In the midst of the controversy and suspicion, a sitting judge warned that the offence, if proven, could earn offenders a life jail term with no option of fine. He pointed at section 467, sub-section (1) of the Criminal Code to buttress his position.
But Ladi Williams, scion of the late legal icon, Rotimi William, specifically said that a 14-year jail term awaits anyone found to have been involved in such crime.
Ladi, a Senior Advocate of Nigeria said he wouldn’t want to believe the allegation was true, but was quick to add that if it could be proved it is a serious matter.
The secretary of The Patriots, the pressure group that ended the draconian rule of the military, noted that the possible punishment that awaits such culprit should it be discovered that the signature was forged to satisfy certain hidden agenda, explained, “it is 14 years behind bars and that is because the forgery was believed and acted on by the nation. That is what would make it more grievous.”
Also commenting on the issue, Lagos lawyer, Femi Adebayo said that forging the presidential seal or signature is a criminal offence.
He added that the punishment for it is jail term of up to seven years. He also added that the number of years such an offender would serve in prison is at the discretion of the judge.
Also speaking on the same subject, an Edo State based legal practitioner, Austin Idoje, agreed that forging the President’s signature to deceive the nation is a grievous offence that is punishable with a minimum of two years in prison.
He also added that the judge would determine the number of years such a person should spend in prison.
In the same vein, public affairs commentator, Mike Igini said: “It is a serious criminal offence for anybody in whatever capacity to forge the presidential signature or seal. Anybody that commits such offence risks a jail term of between 10 and 20 years.”
Another lawyer, Yinka Oyeniji said, “The punishment is a term of imprisonment and it could be interpreted as treasonable felony because to forge a presidential signature is a grievous offence. That attracts maximum punishment.”

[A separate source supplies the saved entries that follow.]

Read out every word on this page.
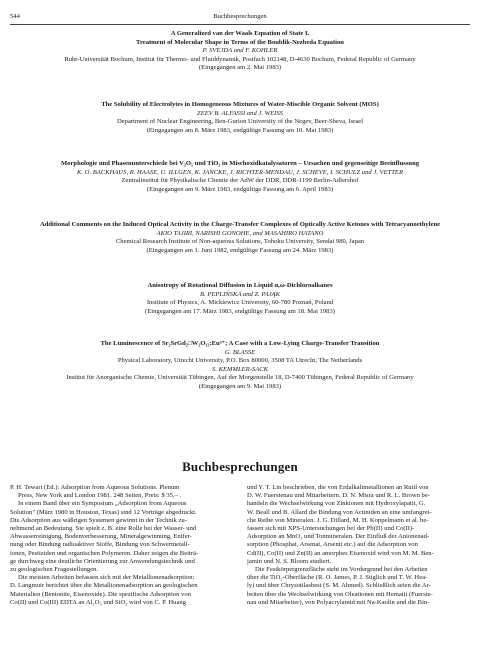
544	Buchbesprechungen
A Generalized van der Waals Equation of State I.
Treatment of Molecular Shape in Terms of the Boublik-Nezbeda Equation
P. SVEJDA and F. KOHLER
Ruhr-Universität Bochum, Institut für Thermo- und Fluiddynamik, Postfach 102148, D-4630 Bochum, Federal Republic of Germany
(Eingegangen am 2. Mai 1983)
The Solubility of Electrolytes in Homogeneous Mixtures of Water-Miscible Organic Solvent (MOS)
ZEEV B. ALFASSI and J. WEISS
Department of Nuclear Engineering, Ben-Gurion University of the Negev, Beer-Sheva, Israel
(Eingegangen am 8. März 1983, endgültige Fassung am 10. Mai 1983)
Morphologie und Phasenunterschiede bei V₂O₅ und TiO₂ in Mischoxidkatalysatoren – Ursachen und gegenseitige Beeinflussung
K. O. BACKHAUS, R. HAASE, U. ILLGEN, K. JANCKE, J. RICHTER-MENDAU, J. SCHEVE, I. SCHULZ und J. VETTER
Zentralinstitut für Physikalische Chemie der AdW der DDR, DDR-1199 Berlin-Adlershof
(Eingegangen am 9. März 1983, endgültige Fassung am 6. April 1983)
Additional Comments on the Induced Optical Activity in the Charge-Transfer Complexes of Optically Active Ketones with Tetracyanoethylene
AKIO TAJIRI, NARISHI GONOHE, and MASAHIRO HATANO
Chemical Research Institute of Non-aqueous Solutions, Tohoku University, Sendai 980, Japan
(Eingegangen am 1. Juni 1982, endgültige Fassung am 24. März 1983)
Anisotropy of Rotational Diffusion in Liquid α,ω-Dichloroalkanes
B. PEPLIŃSKA and Z. PAJĄK
Institute of Physics, A. Mickiewicz University, 60-780 Poznań, Poland
(Eingegangen am 17. März 1983, endgültige Fassung am 18. Mai 1983)
The Luminescence of Sr₂SrGd₂□W₂O₁₂:Eu³⁺; A Case with a Low-Lying Charge-Transfer Transition
G. BLASSE
Physical Laboratory, Utrecht University, P.O. Box 80000, 3508 TA Utrecht, The Netherlands
S. KEMMLER-SACK
Institut für Anorganische Chemie, Universität Tübingen, Auf der Morgenstelle 18, D-7400 Tübingen, Federal Republic of Germany
(Eingegangen am 9. Mai 1983)
Buchbesprechungen
P. H. Tewari (Ed.): Adsorption from Aqueous Solutions. Plenum
Press, New York and London 1981. 248 Seiten, Preis: $ 35,– .
In einem Band über ein Symposium „Adsorption from Aqueous
Solution" (März 1980 in Houston, Texas) sind 12 Vorträge abgedruckt.
Die Adsorption aus wäßrigen Systemen gewinnt in der Technik zu-
nehmend an Bedeutung. Sie spielt z. B. eine Rolle bei der Wasser- und
Abwasserreinigung, Bodenverbesserung, Mineralgewinnung, Entfer-
nung oder Bindung radioaktiver Stoffe, Bindung von Schwermetall-
ionen, Pestiziden und organischen Polymeren. Daher zeigen die Beiträ-
ge durchweg eine deutliche Orientierung zur Anwendungstechnik und
zu geologischen Fragestellungen.
Die meisten Arbeiten befassen sich mit der Metallionenadsorption:
D. Langmuir berichtet über die Metallionenadsorption an geologischen
Materialien (Bentonite, Eisenoxide). Die spezifische Adsorption von
Co(II) und Co(III) EDTA an Al₂O₃ und SiO₂ wird von C. P. Huang
und Y. T. Lin beschrieben, die von Erdalkalimetallionen an Rutil von
D. W. Fuerstenau und Mitarbeitern. D. N. Misra und R. L. Brown be-
handeln die Wechselwirkung von Zinkionen mit Hydroxylapatit, G.
W. Beall und B. Allard die Bindung von Actiniden an eine umfangrei-
che Reihe von Mineralen. J. G. Dillard, M. H. Koppelmann et al. be-
fassen sich mit XPS-Untersuchungen bei der Pb(II) und Co(II)-
Adsorption an MnO₂ und Tonmineralen. Der Einfluß der Anionenad-
sorption (Phosphat, Arsenat, Arsenit etc.) auf die Adsorption von
Cd(II), Co(II) und Zn(II) an amorphes Eisenoxid wird von M. M. Ben-
jamin und N. S. Bloom studiert.
Die Festkörpergrenzfläche steht im Vordergrund bei den Arbeiten
über die TiO₂-Oberfläche (R. O. James, P. J. Stiglich und T. W. Hea-
ly) und über Chrysotilasbest (S. M. Ahmed). Schließlich seien die Ar-
beiten über die Wechselwirkung von Oleationen mit Hematit (Fuerste-
nau und Mitarbeiter), von Polyacrylamid mit Na-Kaolin und die Bin-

He added that the signing of the “2009 supplementary budget has been fraught with irregularities and illegalities. Though, there is no law that says that this is how the budget should be signed, but we can rely on conventions and usual practice, budget is usually signed in the presence of media men, camera, vice president and relevant ministers, cabinet members and stakeholders. But this one was not done that way”.